Porque ella le había mirado con aquellos límpidos ojos grises y le había dicho que quería ayudarlo. Y como un idiota, él la había creído.
Dora aceleró en el camino de vuelta a la granja deteniéndose a pocos centímetros de donde estaba parado el coche de policía. La puerta de la casa, astillada y rota, estaba abierta de par en par.
El estómago le dio un vuelco. Habrían arrestado a Gannon y se habrían llevado a Sophie. ¿La arrestarían a ella por cómplice? Lanzó un gemido. Como Fergus tuviera que pagar su fianza para que la soltaran, no quería ni imaginarlo.
Si la arrestaban por dar refugio a un hombre buscado por la policía, sólo recibiría desdén por parte de su hermano. Pero, ¿había ido ella a la policía a denunciarlo? Oh, no. Había ido a sacar dinero del banco para dejárselo y a comprarle ropa a Sophie…
¡Por Dios bendito! Lo que le pasara a ella no tenía importancia. Era Sophie la que importaba. Y si encerraban a Gannon, ¿qué sería de ella? ¿Quién lucharía por ella?

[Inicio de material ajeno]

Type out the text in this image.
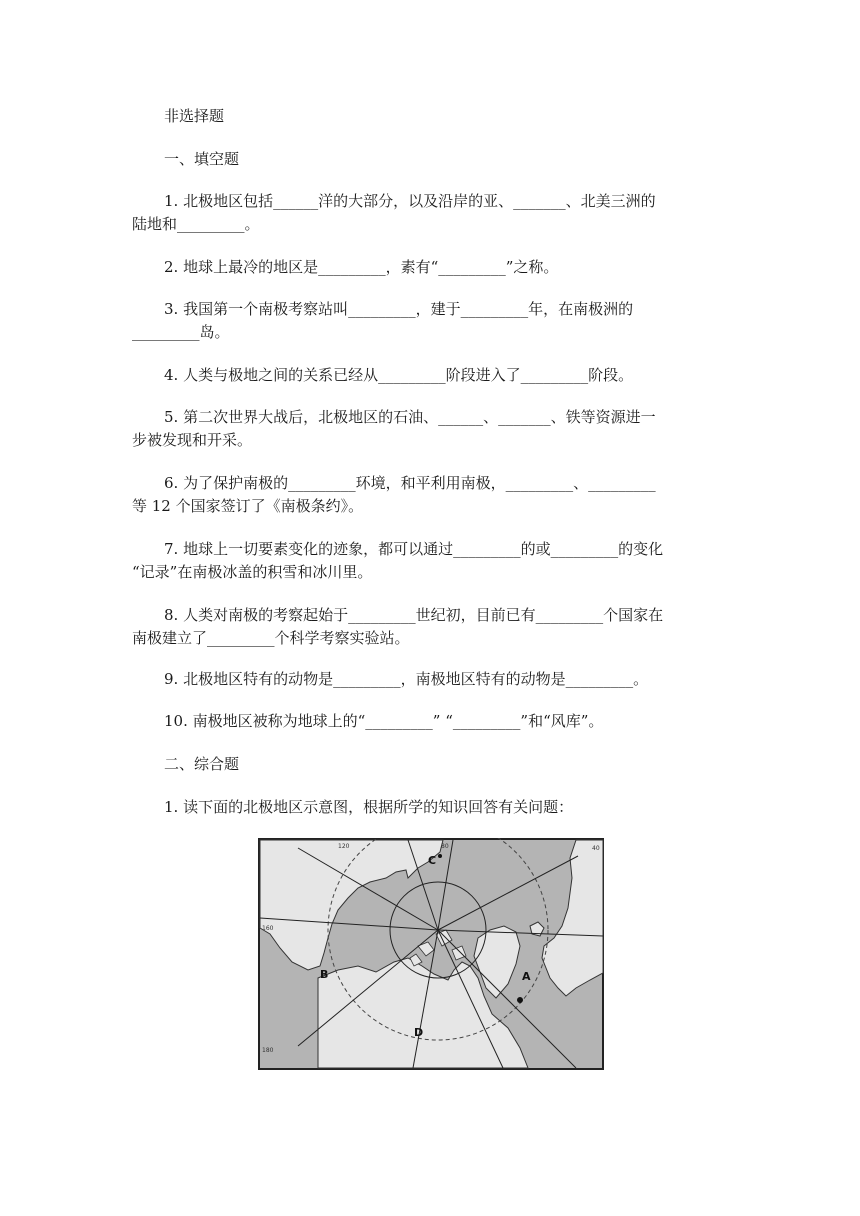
非选择题
一、填空题
1. 北极地区包括______洋的大部分，以及沿岸的亚、_______、北美三洲的
陆地和_________。
2. 地球上最冷的地区是_________，素有“_________”之称。
3. 我国第一个南极考察站叫_________，建于_________年，在南极洲的
_________岛。
4. 人类与极地之间的关系已经从_________阶段进入了_________阶段。
5. 第二次世界大战后，北极地区的石油、______、_______、铁等资源进一
步被发现和开采。
6. 为了保护南极的_________环境，和平利用南极，_________、_________
等 12 个国家签订了《南极条约》。
7. 地球上一切要素变化的迹象，都可以通过_________的或_________的变化
“记录”在南极冰盖的积雪和冰川里。
8. 人类对南极的考察起始于_________世纪初，目前已有_________个国家在
南极建立了_________个科学考察实验站。
9. 北极地区特有的动物是_________，南极地区特有的动物是_________。
10. 南极地区被称为地球上的“_________” “_________”和“风库”。
二、综合题
1. 读下面的北极地区示意图，根据所学的知识回答有关问题：
C
B	A
D
120
160
80	40
180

Dora agarró con fuerza el volante. Pasara lo que pasara, no podía dejar que devolvieran a la niña al campo de refugiados. Aunque tuviera que pelear contra todo el gobierno inglés y toda la burocracia europea ella sola. Pero no podría ayudar a nadie si la encerraban.

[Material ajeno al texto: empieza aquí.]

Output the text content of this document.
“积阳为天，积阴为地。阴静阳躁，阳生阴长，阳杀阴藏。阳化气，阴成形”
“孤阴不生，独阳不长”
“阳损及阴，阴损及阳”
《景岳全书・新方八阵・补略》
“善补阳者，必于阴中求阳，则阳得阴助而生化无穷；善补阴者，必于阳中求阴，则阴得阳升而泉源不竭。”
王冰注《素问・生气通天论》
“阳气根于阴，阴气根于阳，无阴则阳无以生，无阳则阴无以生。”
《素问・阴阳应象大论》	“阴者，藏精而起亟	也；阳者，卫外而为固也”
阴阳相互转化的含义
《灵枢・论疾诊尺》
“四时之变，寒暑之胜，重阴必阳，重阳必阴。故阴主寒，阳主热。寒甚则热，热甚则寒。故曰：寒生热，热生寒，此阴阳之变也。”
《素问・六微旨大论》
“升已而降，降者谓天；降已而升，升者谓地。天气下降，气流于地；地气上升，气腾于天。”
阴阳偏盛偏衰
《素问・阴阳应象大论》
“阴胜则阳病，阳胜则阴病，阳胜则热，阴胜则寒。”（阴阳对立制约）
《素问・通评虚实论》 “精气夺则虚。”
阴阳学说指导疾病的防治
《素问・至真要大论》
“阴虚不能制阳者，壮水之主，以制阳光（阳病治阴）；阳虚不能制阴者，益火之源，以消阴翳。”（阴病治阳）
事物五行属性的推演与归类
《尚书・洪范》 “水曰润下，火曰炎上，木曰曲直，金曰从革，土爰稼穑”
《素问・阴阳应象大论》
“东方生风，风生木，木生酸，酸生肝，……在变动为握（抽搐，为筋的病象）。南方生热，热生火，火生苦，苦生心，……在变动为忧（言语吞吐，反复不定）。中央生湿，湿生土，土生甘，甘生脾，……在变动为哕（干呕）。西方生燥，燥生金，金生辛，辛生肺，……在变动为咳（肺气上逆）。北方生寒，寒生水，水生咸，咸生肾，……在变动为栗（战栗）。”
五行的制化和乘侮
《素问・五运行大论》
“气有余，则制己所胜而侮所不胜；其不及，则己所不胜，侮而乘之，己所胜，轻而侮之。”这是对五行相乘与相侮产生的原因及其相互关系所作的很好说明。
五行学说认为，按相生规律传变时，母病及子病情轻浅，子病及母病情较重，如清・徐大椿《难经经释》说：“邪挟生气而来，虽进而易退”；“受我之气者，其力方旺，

Estaba temblando, pero no tenía nada que ver con que la estuvieran llamando desde el coche patrulla. Era pura determinación. Se preparó para la pelea mientras dos policías se acercaban a ella y sin esperarlos, salió del Mini y corrió hacia la puerta rota. No había señales de lucha. Todo estaba como lo había dejado.

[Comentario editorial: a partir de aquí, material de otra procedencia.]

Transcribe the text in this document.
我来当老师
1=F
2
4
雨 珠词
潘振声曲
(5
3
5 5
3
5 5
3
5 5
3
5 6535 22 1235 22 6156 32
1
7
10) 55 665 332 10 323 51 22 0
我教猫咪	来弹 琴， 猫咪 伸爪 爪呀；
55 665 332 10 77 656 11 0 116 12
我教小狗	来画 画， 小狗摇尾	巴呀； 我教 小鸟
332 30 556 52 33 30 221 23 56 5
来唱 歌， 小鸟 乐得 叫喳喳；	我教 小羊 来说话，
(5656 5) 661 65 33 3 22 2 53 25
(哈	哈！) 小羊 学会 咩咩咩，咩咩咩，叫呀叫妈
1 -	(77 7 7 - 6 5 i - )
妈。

– ¿Qué ha pasado? -preguntó con indignación -.«Aquellos hombres eran policías, por Dios bendito. ¿Iba a mentirles?» Pero pensó en los horrores de los campos de refugiados y en Sophie. Por supuesto que iba a mentirles-. ¿Quién ha hecho esto?
La voz le salió temblorosa, pero eso estaba bien. Temblar era una reacción natural.
– Lo siento, señorita. Nos informaron de que un fugitivo podría haberse refugiado aquí.
– ¿Un fugitivo? -repitió ella antes de fruncir el ceño-. ¿Me está diciendo que han hecho esto ustedes?
Entonces habló el oficial mayor:
– Soy el sargento Willis, señorita. Y éste es el oficial Martin.
– Nos conocimos anoche.
– Sí, bueno, ¿podríamos entrar todos? Tengo un par de preguntas que hacerle, pero no tardaremos mucho. Pete, trae las compras de la señorita. Supongo que también querrá una taza de té.
– No es necesario. ¿Quién va a pagar estos destrozos?
El sargento no parecía intimidado, sino que señaló la puerta trasera y Dora entró con rigidez en el salón antes de volverse a él.
– Me gustaría que me dieran alguna explicación.
– El asunto es, señorita que como parte de la investigación de otro incidente, hemos tenido que investigar todas las alarmas que saltaron anoche sin explicación.
– ¿Y?
– Descubrimos por la empresa de seguridad Marriott que los señores Marriott están de viaje en Estados Unidos. Y la señora que limpia la casa nos dijo que estarían fuera seis semanas. Y usted le hizo creer anoche al oficial Martin que era la señora Marriott, lo que no es el caso -estaba siendo increíblemente educado, pero Dora sabía que esperaba respuestas convincentes-. Así que, quizá señorita, pueda empezar por explicarnos quién es usted y cómo tiene las llaves de esta casa.